A huge amount of progress is being made and that communications machine is ramping up and getting better, getting the message out there about what is happening, where it is happening and when. I cannot say at the moment whether we can bring it forward from seven years because there is a massive amount of work to get around to be able to say with any clarity that we can bring this forward by a year or two. There are many people working hard on that as we speak within my team, within the NBI team and with their partners because NBI cannot do this without their partners, be they Eir, ESB, or other network providers. Many people are in discussions around what can be done to make this process faster. That is absolutely on the radar. We hope to have positive news on that in the next quarter or two but it would be a dereliction of my obligations to say I can absolutely do that because that would be setting false expectations at this stage. When we know more we will absolutely let people know and it is a top priority of the Government to get this done quicker.
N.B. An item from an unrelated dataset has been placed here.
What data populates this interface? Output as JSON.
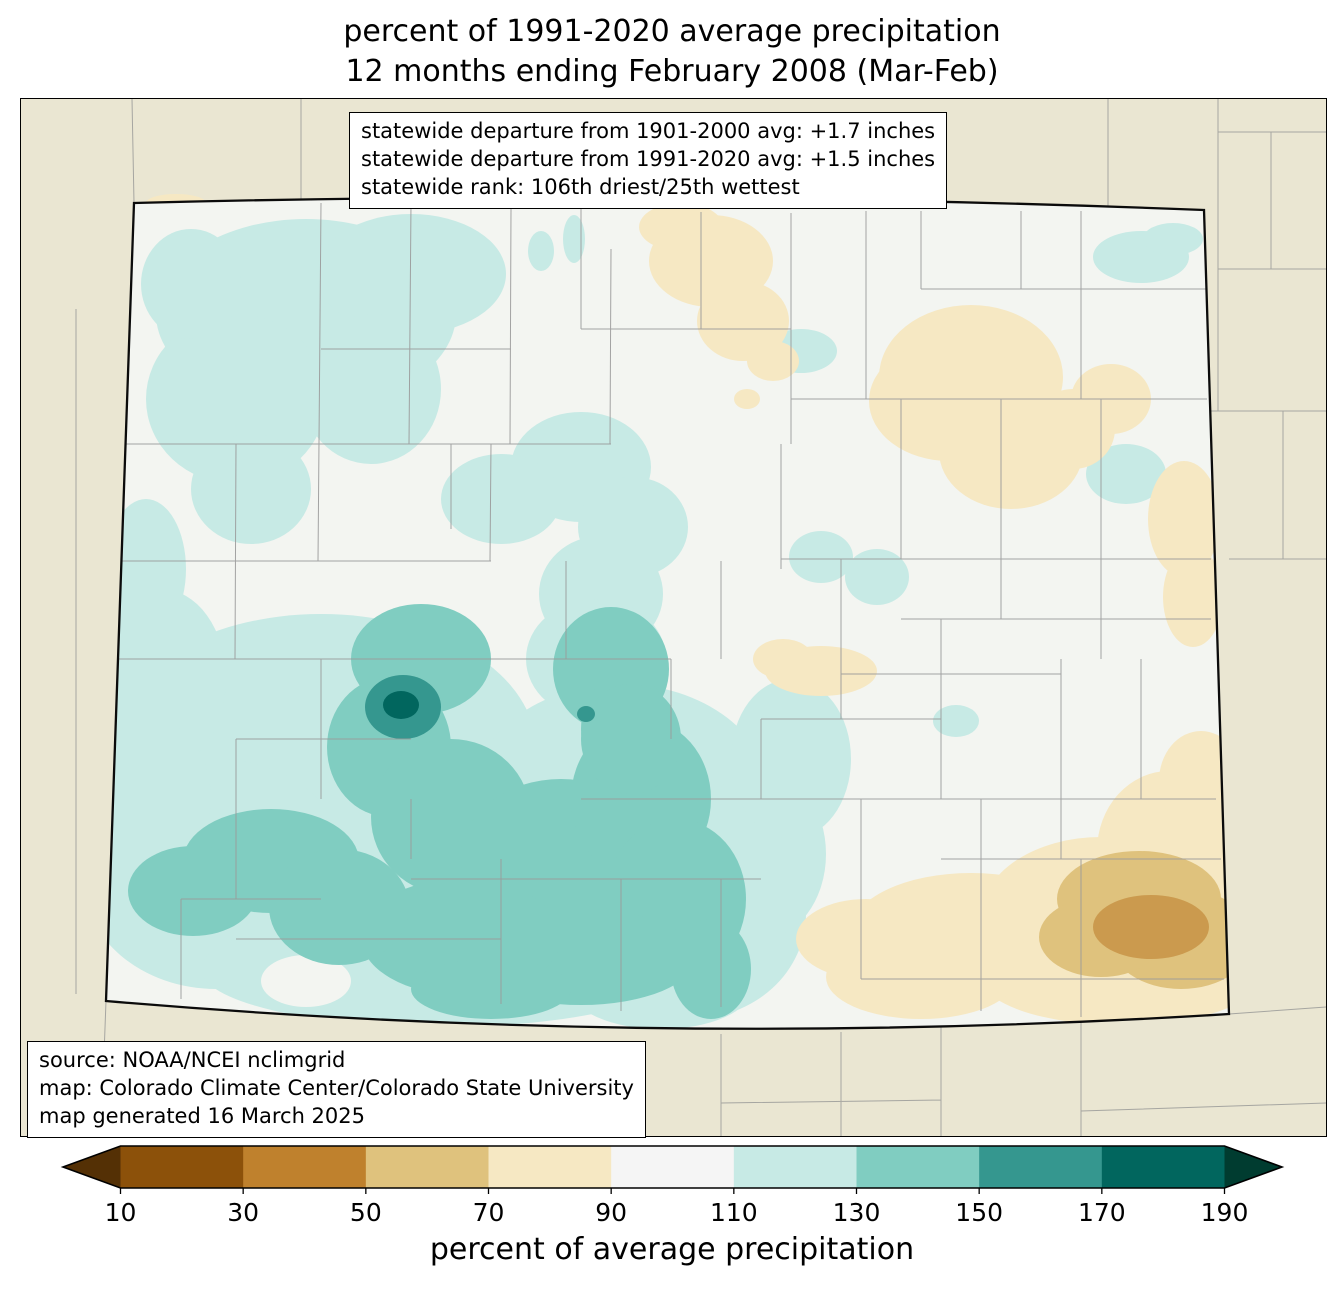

The final question Deputy Ó Cuív asked was on the subsidy. The gross amount approved by the Government was €2.9 billion. At the time, that included €355 million of VAT. The Revenue Commissioners have since confirmed to us that at least €250 million of that is no longer applied so €250 million of the €2.9 billion is no longer relevant. The €2.9 billion was brought to the Government in 2019 based on a prudent estimate of what the VAT might be but since then we have gotten clarification from the Revenue Commissioners that the majority of that VAT is not relevant to the NBP and the Department's Vote. The €480 million, which was a contingency pot on top of the €2.1 billion, has not been drawn down.

We are optimistic and hopeful that a large majority of that will not be required or necessary but, again, we are only in year one of a seven-year build, so it would be premature to say where we will be in five years time on that. At the moment, as Peter Hendrick, the CEO of NBI stated at the last Oireachtas committee meeting, he is very confident it will remain on time and within budget, and the budget at the moment is €2.1 billion. If it requires drawdown of contingencies, there are very strict rules and parameters within the contract as to the basis on which it can do that.

We are all reasonably optimistic that that will happen. The pandemic, for all its ills and all the carnage it has created, has given some breathing space to NBI insofar as the commercial investment that might otherwise have been going on in fibre build is not happening, and there is more capacity with fibre build network contractors and fibre materials and so on. I hope that will be to the benefit of the cost of the project. It is certainly not something that has seen any cost overruns so far and that is certainly not something we see happening in the short to medium term. We are quite optimistic on that front. Hopefully, I will be sitting here in five or six years time with a clear picture on that because we will know an awful lot more. That is the story on the subsidy.